The president tweeted this month that "we have defeated ISIS in Syria" and abruptly announced plans to withdraw all US forces from that country, against the counsel of his top advisers.
The decision - along with Trump's directive days later to withdraw nearly half of the more than 14,000 troops deployed to Afghanistan - prompted the resignation of Defence Secretary Jim Mattis.
McChrystal, who recently co-authored a book on leadership, on Sunday praised Mattis as "selfless" and "committed" and said his departure should give Americans pause.
He also decried Trump's decision on Afghanistan, saying it effectively traded away US leverage against the Taliban and "rocked (the Afghan people) in their belief that we are allies that can be counted on".
McChrystal has been outspoken in his criticism of Trump.
Last month, when the president pushed back against criticism from retired Admiral William McRaven by saying the decorated Navy SEAL and Special Operations commander should have caught Osama bin Laden more quickly, McChrystal rallied to McRaven's defence, saying there has to be a "confidence" in the "basic core values" of the country's leaders.
Sen. Lindsey Graham, R-SC, one of Trump's closest allies on Capitol Hill, said Sunday that he was having lunch with the president and would try to get him to reconsider his decision to withdraw troops from Syria.

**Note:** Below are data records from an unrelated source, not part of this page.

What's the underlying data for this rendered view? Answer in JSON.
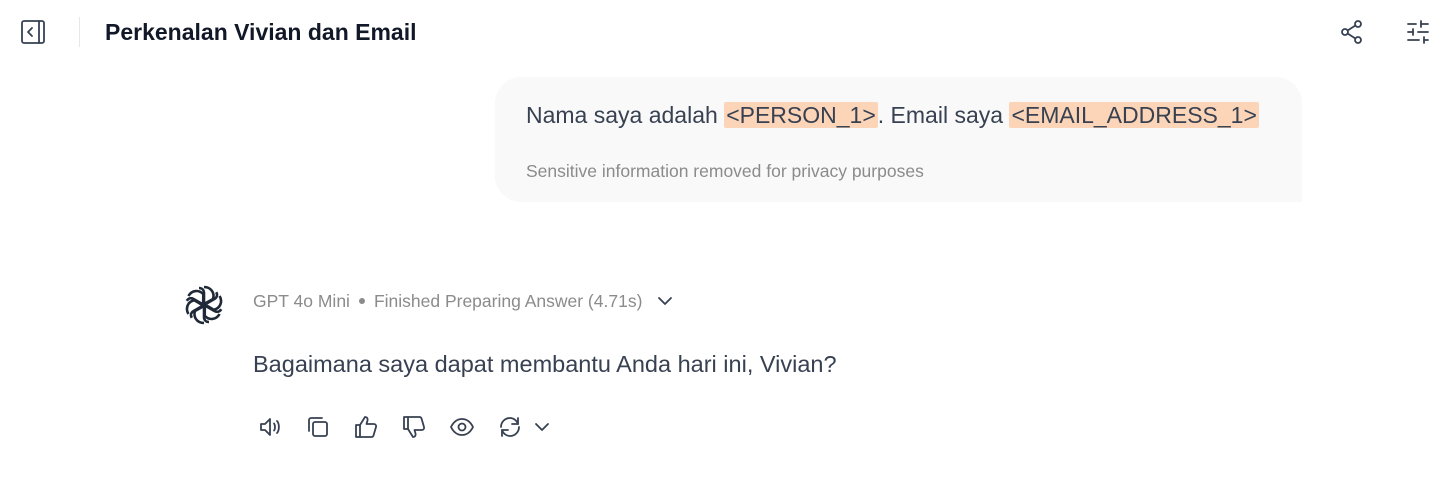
{
  "header": {
    "title": "Perkenalan Vivian dan Email",
    "icons": {
      "sidebar": "sidebar-toggle-icon",
      "share": "share-icon",
      "settings": "sliders-icon"
    }
  },
  "user_message": {
    "prefix": "Nama saya adalah ",
    "person_token": "<PERSON_1>",
    "middle": ". Email saya ",
    "email_token": "<EMAIL_ADDRESS_1>",
    "privacy_note": "Sensitive information removed for privacy purposes"
  },
  "assistant": {
    "model": "GPT 4o Mini",
    "status": "Finished Preparing Answer (4.71s)",
    "message": "Bagaimana saya dapat membantu Anda hari ini, Vivian?"
  },
  "colors": {
    "redaction_highlight": "#fcd5b8",
    "bubble_bg": "#f9f9f9",
    "muted_text": "#8b8b8b"
  }
}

"I'm asking the president to make sure we have troops there to protect us," Graham said on CNN's "State of the Union."
John Kelly paints dim portrait of Trump
Washington Post senior political reporter Aaron Blake writes:
A few months ago, a senior Trump administration official wrote a controversial anonymous op-ed in the New York Times that said forces within the administration were working to rein in President Donald Trump's potentially damaging whims.
In a recent interview, Trump's departing chief of staff basically confirmed that's exactly what has happened for the past two years.
A Los Angeles Times interview with John Kelly published Sunday says:
"In the phone interview Friday, Kelly defended his rocky tenure, arguing that it is best measured by what the president did not do when Kelly was at his side."
Kelly admits he wasn't consulted much before Trump, shortly after he was inaugurated, banned travel from several majority-Muslim nations. At the time, Kelly was the secretary of homeland security - the department in charge of instituting the ban that turned chaotic.
"I had very little opportunity to look at" the orders before they were issued, Kelly said.
"Obviously, it brought down a greater deal of thunder on the president."
Kelly suggested he and others stopped Trump from withdrawing US troops from Afghanistan. (A partial pullout from Afghanistan appears likely following a decision by the president this month, though senior US military officers have said they have received no orders.)
"When I first took over, he was inclined to want to withdraw from Afghanistan," Kelly said, adding: "He was frustrated. It was a huge decision to make ... and frankly there was no system at all for a lot of reasons - palace intrigue and the rest of it - when I got there."
Kelly also defended those serving Trump as delivering him the right information, even if it might be disregarded.
"It's never been: The president just wants to make a decision based on no knowledge and ignorance," Kelly said.
"You may not like his decision, but at least he was fully informed on the impact."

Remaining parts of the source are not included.